When the string is fixed at one end and is connected to the oscillator at the other, we don't have a situation where there are two nodes at both ends since the oscillator moves up and down. So how can the oscillator truly form a standing wave if there is no node where it is connected to?

Also, is it possible to excite two different modes simultaneously with a mechanical oscillator that oscillates up and down harmonically at a frequency that we can vary? For example, if the fundamental mode has frequency f=30Hz and the 2nd harmonic f=2*30=60Hz, how could we excite both mode with the oscillator?

 

[Baluncore]

When the string is fixed at one end and is connected to the oscillator at the other, we don't have a situation where there are two nodes at both ends since the oscillator moves up and down.

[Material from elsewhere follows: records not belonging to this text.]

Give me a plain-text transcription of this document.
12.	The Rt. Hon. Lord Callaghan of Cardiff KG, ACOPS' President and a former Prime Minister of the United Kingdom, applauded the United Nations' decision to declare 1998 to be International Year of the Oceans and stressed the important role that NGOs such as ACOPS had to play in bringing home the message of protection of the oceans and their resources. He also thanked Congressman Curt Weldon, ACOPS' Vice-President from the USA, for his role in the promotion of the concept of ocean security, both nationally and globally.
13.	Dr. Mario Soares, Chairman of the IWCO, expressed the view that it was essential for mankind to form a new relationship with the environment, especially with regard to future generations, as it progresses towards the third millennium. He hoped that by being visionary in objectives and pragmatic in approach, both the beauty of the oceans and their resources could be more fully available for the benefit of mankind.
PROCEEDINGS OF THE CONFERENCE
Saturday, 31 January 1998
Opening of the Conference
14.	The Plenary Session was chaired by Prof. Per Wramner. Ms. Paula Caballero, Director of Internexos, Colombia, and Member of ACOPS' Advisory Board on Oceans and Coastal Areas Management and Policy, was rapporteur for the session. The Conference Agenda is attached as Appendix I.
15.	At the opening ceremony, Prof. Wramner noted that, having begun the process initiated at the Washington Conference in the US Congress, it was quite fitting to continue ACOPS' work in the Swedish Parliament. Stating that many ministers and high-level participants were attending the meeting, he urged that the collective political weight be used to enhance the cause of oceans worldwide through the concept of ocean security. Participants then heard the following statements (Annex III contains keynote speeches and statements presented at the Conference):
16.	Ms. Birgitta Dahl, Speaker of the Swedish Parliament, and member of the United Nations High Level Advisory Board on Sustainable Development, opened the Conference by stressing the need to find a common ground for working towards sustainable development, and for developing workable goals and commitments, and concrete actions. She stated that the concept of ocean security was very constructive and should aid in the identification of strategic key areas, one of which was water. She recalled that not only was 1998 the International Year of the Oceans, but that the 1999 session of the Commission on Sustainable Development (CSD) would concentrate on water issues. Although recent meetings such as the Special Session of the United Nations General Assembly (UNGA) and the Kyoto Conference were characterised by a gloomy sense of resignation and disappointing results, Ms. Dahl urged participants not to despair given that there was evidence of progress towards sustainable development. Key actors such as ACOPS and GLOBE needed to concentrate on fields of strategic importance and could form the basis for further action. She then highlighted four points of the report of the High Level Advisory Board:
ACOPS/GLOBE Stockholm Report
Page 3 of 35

So how can the oscillator truly form a standing wave if there is no node where it is connected to?

An oscillator cannot be used to drive a node because that is a stationary point on the standing wave and so has no amplitude. If the string does not have a node at both ends then behaviour of the system will be decided by the impedance matching of the oscillator to the string.

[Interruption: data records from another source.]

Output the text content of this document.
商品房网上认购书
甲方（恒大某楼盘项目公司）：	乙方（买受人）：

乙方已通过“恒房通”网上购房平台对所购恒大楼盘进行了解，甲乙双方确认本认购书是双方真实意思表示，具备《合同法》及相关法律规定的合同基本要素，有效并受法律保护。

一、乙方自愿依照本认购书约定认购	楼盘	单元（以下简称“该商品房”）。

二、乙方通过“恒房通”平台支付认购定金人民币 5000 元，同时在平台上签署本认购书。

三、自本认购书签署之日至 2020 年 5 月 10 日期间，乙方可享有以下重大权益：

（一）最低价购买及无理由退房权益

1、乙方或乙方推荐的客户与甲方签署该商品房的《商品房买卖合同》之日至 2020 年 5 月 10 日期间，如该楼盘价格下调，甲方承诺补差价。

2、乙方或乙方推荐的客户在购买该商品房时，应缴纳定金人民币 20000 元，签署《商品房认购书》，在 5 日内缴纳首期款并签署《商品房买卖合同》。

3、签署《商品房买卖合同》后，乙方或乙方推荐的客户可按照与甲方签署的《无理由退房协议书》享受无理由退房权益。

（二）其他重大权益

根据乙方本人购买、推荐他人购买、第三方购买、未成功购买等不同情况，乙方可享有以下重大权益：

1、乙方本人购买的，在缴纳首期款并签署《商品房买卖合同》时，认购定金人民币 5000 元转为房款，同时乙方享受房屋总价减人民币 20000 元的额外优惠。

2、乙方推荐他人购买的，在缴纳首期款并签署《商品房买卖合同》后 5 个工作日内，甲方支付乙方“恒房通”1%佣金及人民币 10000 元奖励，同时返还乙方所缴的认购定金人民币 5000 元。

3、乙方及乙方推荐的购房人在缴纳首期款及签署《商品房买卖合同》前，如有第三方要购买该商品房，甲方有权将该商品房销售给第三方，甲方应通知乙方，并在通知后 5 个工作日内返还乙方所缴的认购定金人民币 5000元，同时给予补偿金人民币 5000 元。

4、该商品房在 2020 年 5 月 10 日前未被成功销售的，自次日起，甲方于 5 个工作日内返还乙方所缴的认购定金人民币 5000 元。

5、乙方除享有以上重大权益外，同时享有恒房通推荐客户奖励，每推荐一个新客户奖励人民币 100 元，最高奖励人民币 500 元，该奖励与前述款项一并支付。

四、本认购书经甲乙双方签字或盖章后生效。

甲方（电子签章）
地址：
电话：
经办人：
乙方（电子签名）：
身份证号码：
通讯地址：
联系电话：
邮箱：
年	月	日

Also, is it possible to excite two different modes simultaneously with a mechanical oscillator that oscillates up and down harmonically at a frequency that we can vary?

If you excite the string with a harmonic waveform, both traveling waves will be that harmonic waveform, but the standing wave will be the sum of the odd harmonics of that waveform. That is because even harmonics will cancel when traveling in opposite directions.

 

[fog37]

Ok, all clear.

I read that when different instruments play the same note (same fundamental frequency) different harmonics become involved. That is called timbre. That makes each instrument distinctive from the other. Why are the excited higher harmonics for one instrument different from the excited higher harmonics of another instrument? What factors determine that? For instance, a violin and a guitar playing the same fundamental at 440Hz sound distinctively different. I assume the two strings are plucked the same way and in the same position. Why would their higher harmonic content be different?

 

[Baluncore]

Why are the excited higher harmonics for one instrument different from the excited higher harmonics of another instrument? What factors determine that?

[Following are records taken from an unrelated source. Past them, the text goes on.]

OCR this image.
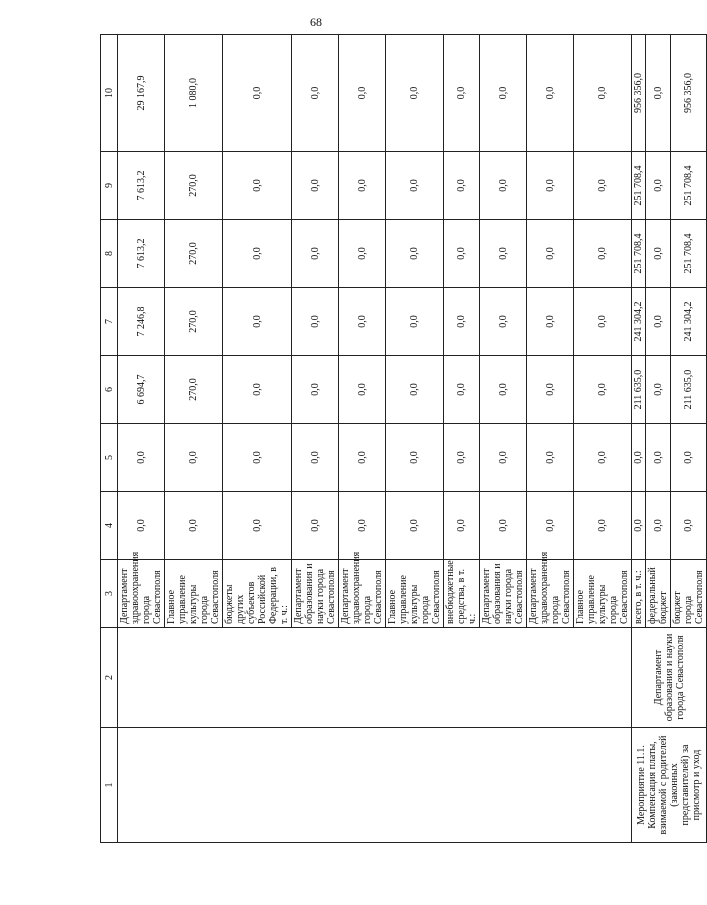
68
1	2	3	4	5	6	7	8	9	10
		Департамент здравоохранения города Севастополя	0,0	0,0	6 694,7	7 246,8	7 613,2	7 613,2	29 167,9
		Главное управление культуры города Севастополя	0,0	0,0	270,0	270,0	270,0	270,0	1 080,0
		бюджеты других субъектов Российской Федерации, в т. ч.:	0,0	0,0	0,0	0,0	0,0	0,0	0,0
		Департамент образования и науки города Севастополя	0,0	0,0	0,0	0,0	0,0	0,0	0,0
		Департамент здравоохранения города Севастополя	0,0	0,0	0,0	0,0	0,0	0,0	0,0
		Главное управление культуры города Севастополя	0,0	0,0	0,0	0,0	0,0	0,0	0,0
		внебюджетные средства, в т. ч.:	0,0	0,0	0,0	0,0	0,0	0,0	0,0
		Департамент образования и науки города Севастополя	0,0	0,0	0,0	0,0	0,0	0,0	0,0
		Департамент здравоохранения города Севастополя	0,0	0,0	0,0	0,0	0,0	0,0	0,0
		Главное управление культуры города Севастополя	0,0	0,0	0,0	0,0	0,0	0,0	0,0
Мероприятие 11.1. Компенсация платы, взимаемой с родителей (законных представителей) за присмотр и уход	Департамент образования и науки города Севастополя	всего, в т. ч.:	0,0	0,0	211 635,0	241 304,2	251 708,4	251 708,4	956 356,0
		федеральный бюджет	0,0	0,0	0,0	0,0	0,0	0,0	0,0
		бюджет города Севастополя	0,0	0,0	211 635,0	241 304,2	251 708,4	251 708,4	956 356,0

The construction of the instrument attenuates some harmonic frequencies more rapidly than others. Also, the strings are excited differently. A guitar is usually plucked, once per note like a piano. A violin string is usually excited by a continuous stroke of fibres with a dry resin coating on the bow. The friction of the resin results in a rapid repetition of a high frequency step excitation, which better maintains higher harmonics.

 

[fog37]

Thanks Baluncore,

Great answer that makes a lot of sense. You are strong on this topic.

Another thing that is bothering me is the idea that a sound wave can be seen as a sequence of local pressure variations OR as a sequence of local displacement variations. Displacement means that the air molecules are moving away from their equilibrium position. That is clear. Pressure means the ordinary isotropic atmospheric pressure. A pressure variation seems to imply that more air molecule get pushed in the same space (hence increasing the density) or vice versa. A region of compression corresponds to an area of higher density.

For a standing wave, a node of pressure is an antinode of displacement and vice versa. Why? At a displacement node, the air molecules don't move at all, either backward or forward. But the pressure at that point seems to vary the most from the largest to the smallest value. Is it because other air molecules get pushed towards that point, increasing the pressure and air density at the displacement node?

For a traveling sound wave (longitudinal wave), are the pressure and displacement waves also out of phase the same as for a standing wave?